Metamath Proof Explorer


Theorem difsn

Description: An element not in a set can be removed without affecting the set. (Contributed by NM, 16-Mar-2006) (Proof shortened by Andrew Salmon, 29-Jun-2011)

Ref Expression
Assertion difsn
|- ( -. A e. B -> ( B \ { A } ) = B )

Proof

Step Hyp Ref Expression
1 eldifsn
 |-  ( x e. ( B \ { A } ) <-> ( x e. B /\ x =/= A ) )
2 simpl
 |-  ( ( x e. B /\ x =/= A ) -> x e. B )
3 nelelne
 |-  ( -. A e.
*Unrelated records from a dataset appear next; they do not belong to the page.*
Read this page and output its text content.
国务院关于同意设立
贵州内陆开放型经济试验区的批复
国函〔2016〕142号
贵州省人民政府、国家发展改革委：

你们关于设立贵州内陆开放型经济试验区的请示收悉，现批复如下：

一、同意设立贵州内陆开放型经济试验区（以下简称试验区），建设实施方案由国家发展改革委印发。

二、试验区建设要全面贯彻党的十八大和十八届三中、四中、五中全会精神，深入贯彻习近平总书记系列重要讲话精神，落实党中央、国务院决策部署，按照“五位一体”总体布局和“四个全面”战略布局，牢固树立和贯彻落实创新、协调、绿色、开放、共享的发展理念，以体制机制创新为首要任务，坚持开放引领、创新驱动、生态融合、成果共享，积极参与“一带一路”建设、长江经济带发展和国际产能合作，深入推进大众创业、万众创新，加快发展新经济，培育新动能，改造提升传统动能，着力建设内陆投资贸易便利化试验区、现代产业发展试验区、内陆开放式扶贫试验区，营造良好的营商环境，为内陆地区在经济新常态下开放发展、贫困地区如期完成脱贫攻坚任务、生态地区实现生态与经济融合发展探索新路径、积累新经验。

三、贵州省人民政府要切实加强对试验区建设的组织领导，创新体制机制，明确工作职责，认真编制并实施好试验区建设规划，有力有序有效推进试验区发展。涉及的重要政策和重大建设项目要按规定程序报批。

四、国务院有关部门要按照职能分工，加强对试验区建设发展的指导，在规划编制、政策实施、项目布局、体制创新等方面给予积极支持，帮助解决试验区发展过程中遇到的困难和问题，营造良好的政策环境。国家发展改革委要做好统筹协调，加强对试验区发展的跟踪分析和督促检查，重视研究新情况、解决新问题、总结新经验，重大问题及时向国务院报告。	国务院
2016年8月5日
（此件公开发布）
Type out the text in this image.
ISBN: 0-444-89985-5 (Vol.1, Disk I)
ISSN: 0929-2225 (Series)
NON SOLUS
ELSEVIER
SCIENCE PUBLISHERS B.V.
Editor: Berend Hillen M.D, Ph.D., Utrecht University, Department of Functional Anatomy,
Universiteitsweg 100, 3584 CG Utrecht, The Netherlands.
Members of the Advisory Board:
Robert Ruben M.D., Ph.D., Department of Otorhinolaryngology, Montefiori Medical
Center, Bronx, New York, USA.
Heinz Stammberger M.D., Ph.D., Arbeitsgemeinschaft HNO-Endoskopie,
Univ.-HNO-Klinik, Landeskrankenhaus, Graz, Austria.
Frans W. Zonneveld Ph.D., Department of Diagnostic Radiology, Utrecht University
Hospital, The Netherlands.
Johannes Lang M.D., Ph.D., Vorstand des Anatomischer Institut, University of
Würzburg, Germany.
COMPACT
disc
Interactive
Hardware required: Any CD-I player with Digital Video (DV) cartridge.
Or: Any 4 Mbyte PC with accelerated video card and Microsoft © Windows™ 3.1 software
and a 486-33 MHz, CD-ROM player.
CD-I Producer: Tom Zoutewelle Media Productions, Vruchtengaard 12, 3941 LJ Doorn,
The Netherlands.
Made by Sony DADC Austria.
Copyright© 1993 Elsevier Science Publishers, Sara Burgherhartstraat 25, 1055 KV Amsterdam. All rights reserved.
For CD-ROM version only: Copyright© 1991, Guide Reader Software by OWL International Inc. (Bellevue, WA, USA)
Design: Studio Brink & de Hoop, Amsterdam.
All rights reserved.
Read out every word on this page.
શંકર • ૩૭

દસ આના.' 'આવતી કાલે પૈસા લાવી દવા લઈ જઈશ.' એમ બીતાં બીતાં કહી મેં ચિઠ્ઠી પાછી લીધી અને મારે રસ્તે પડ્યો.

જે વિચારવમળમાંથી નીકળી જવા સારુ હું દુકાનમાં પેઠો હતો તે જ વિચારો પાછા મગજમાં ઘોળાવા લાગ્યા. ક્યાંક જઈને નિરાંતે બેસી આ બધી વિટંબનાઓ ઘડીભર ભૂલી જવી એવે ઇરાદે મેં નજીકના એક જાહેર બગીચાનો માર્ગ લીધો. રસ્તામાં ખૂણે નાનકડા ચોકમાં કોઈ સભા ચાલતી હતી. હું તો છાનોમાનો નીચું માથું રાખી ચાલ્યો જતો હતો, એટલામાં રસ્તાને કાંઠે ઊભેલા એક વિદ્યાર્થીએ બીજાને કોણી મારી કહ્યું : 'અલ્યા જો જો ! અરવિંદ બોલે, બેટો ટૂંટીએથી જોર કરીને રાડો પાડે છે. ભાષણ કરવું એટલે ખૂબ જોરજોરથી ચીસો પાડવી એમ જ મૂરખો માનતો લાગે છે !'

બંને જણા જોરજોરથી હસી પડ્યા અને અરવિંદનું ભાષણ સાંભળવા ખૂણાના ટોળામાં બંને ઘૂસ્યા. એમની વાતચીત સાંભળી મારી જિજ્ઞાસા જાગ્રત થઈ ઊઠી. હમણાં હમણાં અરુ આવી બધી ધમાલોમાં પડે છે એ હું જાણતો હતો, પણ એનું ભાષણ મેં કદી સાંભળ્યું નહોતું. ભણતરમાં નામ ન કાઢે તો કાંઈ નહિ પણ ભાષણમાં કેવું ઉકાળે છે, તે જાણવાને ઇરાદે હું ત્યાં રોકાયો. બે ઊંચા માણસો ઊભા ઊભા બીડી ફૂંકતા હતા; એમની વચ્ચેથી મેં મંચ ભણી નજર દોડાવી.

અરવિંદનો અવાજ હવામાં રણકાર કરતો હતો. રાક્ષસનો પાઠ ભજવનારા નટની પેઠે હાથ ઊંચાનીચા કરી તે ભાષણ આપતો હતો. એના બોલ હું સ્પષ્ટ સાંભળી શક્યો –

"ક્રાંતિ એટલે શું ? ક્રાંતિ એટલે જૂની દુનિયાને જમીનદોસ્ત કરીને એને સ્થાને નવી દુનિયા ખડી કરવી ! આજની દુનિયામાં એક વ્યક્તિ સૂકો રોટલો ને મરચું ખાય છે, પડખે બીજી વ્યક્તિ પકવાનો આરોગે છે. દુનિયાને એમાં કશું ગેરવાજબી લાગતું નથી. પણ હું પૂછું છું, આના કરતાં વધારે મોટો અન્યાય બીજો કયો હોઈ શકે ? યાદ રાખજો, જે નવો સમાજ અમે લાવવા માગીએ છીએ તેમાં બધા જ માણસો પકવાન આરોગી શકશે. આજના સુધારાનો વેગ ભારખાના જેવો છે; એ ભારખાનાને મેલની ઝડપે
B -> ( x e. B -> x =/= A ) )
4 3 ancld
 |-  ( -. A e. B -> ( x e. B -> ( x e. B /\ x =/= A ) ) )
5 2 4 impbid2
 |-  ( -. A e. B -> ( ( x e. B /\ x =/= A ) <-> x e. B ) )
6 1 5 bitrid
 |-  ( -. A e. B -> ( x e. ( B \ { A } ) <-> x e. B ) )
7 6 eqrdv
 |-  ( -. A e. B -> ( B \ { A } ) = B )